The idempotence is achieved by relying on Terraform's resource management capabilities. Terraform ensures that the desired state defined in the configuration matches the actual state of the resources, allowing for idempotent operations.

resource "aws_s3_bucket" "example_bucket" {
  bucket = "example-bucket"
  acl    = "private"
}

resource "aws_iam_user" "example_user" {
  name = "example-user"
}

resource "aws_s3_bucket_policy" "example_bucket_policy" {
  bucket = aws_s3_bucket.example_bucket.id

  policy = <<EOF
	{
	  "Version": "2023-06-06",
	  "Statement": [
	    {
	      "Sid": "AllowGetObject",
	      "Effect": "Allow",
	      "Principal": {
	        "AWS": "arn:aws:iam::${aws_iam_user.example_user.id}:user/${aws_iam_user.example_user.name}"
	      },
	      "Action": "s3:GetObject",
	      "Resource": "arn:aws:s3:::${aws_s3_bucket.example_bucket.id}/*"
	    }
	  ]
	}
	EOF
}

Load balancing

Load balancing algorithms should be designed to be idempotent, so that distributing load across multiple instances of the same service has the same effect, regardless of the order in which requests are processed.

Orchestration platforms

Kubernetes, as an orchestration platform for containerized applications, leverages the idempotence principle to ensure reliable and consistent management of resources. With Kubernetes, applying the same desired state configuration multiple times has the same effect as applying it once, thanks to its declarative nature. This means that Kubernetes automatically handles resource creation, update, and reconciliation, ensuring that the desired state is achieved and maintained regardless of the number of configuration applications. Idempotency in Kubernetes enables easy scaling, fault tolerance, and infrastructure management, reducing manual intervention and ensuring system reliability.

Conclusion

The idempotence principle is a powerful concept in software engineering that can help to reduce errors and increase the reliability of systems. By implementing idempotent functions, APIs, and infrastructure architecture, we can build systems that are more robust and less prone to failure. It is important for software engineers to understand and apply the idempotence principle in all layers of software engineering, from source code to infrastructure architecture.

Ensuring idempotence at each layer of software engineering can help to improve the quality of the software produced.

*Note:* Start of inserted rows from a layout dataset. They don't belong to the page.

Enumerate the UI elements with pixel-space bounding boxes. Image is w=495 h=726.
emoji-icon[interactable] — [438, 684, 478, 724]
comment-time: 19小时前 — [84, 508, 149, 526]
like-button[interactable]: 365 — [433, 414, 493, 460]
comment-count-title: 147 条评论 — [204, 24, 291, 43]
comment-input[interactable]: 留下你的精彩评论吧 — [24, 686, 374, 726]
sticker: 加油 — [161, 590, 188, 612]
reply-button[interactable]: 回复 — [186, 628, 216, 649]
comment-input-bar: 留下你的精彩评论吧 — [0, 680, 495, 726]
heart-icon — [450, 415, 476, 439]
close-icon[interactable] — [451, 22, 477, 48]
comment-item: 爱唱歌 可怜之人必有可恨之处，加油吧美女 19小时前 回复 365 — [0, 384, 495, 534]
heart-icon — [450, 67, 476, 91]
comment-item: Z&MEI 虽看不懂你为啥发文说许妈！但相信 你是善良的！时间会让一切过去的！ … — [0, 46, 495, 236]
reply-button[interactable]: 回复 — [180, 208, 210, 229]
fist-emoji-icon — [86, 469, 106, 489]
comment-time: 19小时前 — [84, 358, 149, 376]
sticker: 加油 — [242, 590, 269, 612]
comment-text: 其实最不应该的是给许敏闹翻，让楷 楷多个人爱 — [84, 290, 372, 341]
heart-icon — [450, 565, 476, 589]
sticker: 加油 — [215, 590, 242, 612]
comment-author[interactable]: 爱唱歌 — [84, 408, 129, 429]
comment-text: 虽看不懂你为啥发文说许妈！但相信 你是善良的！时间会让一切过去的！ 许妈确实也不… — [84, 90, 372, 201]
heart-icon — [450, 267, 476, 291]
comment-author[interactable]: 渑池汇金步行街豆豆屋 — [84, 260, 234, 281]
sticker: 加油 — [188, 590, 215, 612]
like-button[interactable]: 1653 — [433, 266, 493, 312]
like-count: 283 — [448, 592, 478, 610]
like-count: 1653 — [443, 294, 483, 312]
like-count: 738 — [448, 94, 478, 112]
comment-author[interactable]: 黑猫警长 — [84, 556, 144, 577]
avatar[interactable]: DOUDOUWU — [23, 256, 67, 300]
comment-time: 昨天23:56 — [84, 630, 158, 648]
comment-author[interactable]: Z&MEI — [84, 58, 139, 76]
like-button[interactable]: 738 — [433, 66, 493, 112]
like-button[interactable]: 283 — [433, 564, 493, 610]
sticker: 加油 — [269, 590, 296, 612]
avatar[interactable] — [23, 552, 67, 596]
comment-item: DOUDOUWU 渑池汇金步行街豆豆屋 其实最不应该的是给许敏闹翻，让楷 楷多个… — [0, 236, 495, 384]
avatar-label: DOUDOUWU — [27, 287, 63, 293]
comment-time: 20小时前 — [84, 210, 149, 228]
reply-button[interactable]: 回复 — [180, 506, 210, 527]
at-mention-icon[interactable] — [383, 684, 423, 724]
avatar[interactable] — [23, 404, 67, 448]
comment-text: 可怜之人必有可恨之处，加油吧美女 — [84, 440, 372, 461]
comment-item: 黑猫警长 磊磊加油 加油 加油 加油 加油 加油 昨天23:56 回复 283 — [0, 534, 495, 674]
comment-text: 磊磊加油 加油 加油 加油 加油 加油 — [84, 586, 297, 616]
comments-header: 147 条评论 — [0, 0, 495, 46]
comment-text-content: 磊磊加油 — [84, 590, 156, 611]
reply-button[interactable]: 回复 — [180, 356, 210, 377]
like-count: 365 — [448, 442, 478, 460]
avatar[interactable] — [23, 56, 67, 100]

By focusing on idempotence, software engineers can reduce the amount of time spent on debugging and troubleshooting errors in the system. This approach can also help to reduce the amount of downtime experienced by the system, which can result in increased productivity and customer satisfaction.

In addition, the use of idempotent functions, APIs, and infrastructure architecture can help to future-proof the system. As the system evolves over time, idempotence ensures that the system remains consistent, even as new features are added or existing features are modified. This can help to reduce the amount of technical debt that accumulates over time, which can make the system more difficult to maintain and update.

In conclusion, the idempotence principle is an important concept in software engineering that should be applied at each layer of the software development process. By prioritizing idempotence, software engineers can build more reliable, consistent, and future-proof systems.